As to getting chicks (homeless or otherwise) to flash their breasts.  We'll tell me one grunt who hasn't seen or tried getting some chick to do that whilst sitting in the back of a truck.  I drove through Auckland in a LAV and saw more boobs in one day than that chick who does the mammograms.


----------



## goon175 (Oct 15, 2012)

Doesn't suprise me one bit. Unfortunately.


----------



## DA SWO (Oct 15, 2012)

I liked this one the best:
In addition, sergeants who had affairs with teenage recruits were given counseling. One staff sergeant, the paper reported, allegedly had sex with a female enlistee but was still allowed to deploy overseas. While overseas, he was disciplined for similar offenses, and was transferred to the *California National Guard as a recruiter,* according to the report.

FWIW- NG Recruiting scandals started in California and is sweeping through the west,east, south and north.
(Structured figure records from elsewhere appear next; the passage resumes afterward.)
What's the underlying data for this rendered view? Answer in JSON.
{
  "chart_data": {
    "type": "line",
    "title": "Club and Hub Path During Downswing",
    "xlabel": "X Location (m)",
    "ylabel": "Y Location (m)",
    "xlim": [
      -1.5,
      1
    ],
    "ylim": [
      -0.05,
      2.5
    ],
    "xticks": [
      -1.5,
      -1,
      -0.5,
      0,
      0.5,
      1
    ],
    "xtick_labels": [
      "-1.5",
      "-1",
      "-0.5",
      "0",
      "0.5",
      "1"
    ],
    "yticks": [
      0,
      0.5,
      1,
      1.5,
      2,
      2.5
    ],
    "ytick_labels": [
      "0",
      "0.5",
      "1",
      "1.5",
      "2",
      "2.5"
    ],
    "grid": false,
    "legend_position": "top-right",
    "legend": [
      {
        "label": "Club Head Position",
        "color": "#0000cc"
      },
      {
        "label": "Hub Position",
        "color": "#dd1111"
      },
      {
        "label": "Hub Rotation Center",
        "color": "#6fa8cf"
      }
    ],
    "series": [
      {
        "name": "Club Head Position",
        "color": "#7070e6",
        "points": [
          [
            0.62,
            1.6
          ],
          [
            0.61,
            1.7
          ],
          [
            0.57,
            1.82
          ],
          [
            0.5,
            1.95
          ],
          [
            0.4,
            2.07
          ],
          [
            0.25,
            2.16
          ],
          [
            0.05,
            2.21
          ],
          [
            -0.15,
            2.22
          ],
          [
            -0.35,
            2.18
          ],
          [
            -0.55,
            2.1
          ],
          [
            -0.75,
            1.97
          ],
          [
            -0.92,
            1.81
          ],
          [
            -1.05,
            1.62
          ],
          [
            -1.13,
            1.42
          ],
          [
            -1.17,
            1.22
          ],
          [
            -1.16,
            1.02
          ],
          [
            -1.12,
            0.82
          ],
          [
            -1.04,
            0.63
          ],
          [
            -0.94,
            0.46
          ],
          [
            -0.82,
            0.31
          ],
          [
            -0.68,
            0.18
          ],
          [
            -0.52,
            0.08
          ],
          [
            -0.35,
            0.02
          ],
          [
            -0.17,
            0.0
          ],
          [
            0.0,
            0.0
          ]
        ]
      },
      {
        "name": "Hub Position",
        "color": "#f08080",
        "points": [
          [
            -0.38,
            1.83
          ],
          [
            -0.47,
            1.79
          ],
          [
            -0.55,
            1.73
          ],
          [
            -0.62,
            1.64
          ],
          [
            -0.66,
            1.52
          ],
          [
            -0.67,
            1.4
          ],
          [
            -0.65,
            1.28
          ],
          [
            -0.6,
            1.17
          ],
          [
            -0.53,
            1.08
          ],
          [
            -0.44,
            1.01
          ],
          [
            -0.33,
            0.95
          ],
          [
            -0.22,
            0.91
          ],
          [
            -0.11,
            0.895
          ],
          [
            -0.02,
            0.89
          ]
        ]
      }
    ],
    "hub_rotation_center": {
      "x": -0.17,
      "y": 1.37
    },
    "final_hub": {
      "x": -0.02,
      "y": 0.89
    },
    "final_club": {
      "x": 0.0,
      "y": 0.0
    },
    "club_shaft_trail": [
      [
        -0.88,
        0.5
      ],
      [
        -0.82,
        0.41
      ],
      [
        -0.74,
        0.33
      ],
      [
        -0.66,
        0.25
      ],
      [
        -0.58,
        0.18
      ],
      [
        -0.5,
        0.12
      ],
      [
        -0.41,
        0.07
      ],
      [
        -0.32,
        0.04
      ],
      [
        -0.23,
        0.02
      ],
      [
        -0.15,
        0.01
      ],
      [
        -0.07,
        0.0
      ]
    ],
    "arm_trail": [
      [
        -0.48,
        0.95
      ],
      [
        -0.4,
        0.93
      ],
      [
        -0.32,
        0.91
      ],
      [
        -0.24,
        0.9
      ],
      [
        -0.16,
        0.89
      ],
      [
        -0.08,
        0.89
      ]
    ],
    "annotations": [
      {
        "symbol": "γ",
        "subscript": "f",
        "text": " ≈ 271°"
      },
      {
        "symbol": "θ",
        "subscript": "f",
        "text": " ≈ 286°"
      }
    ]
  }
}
Keep yer eyes and ears open.


----------



## Bobbi (Oct 15, 2012)

Doesn't make me proud to be a member of the AZ Guard...stay classy AZ!


----------



## AWP (Oct 15, 2012)

Bobbi said:


> Doesn't make me proud to be a member of the AZ Guard...stay classy AZ!


 
Bobbi, post an Introduction in the correct sub-forum before posting again.
Thank you.


----------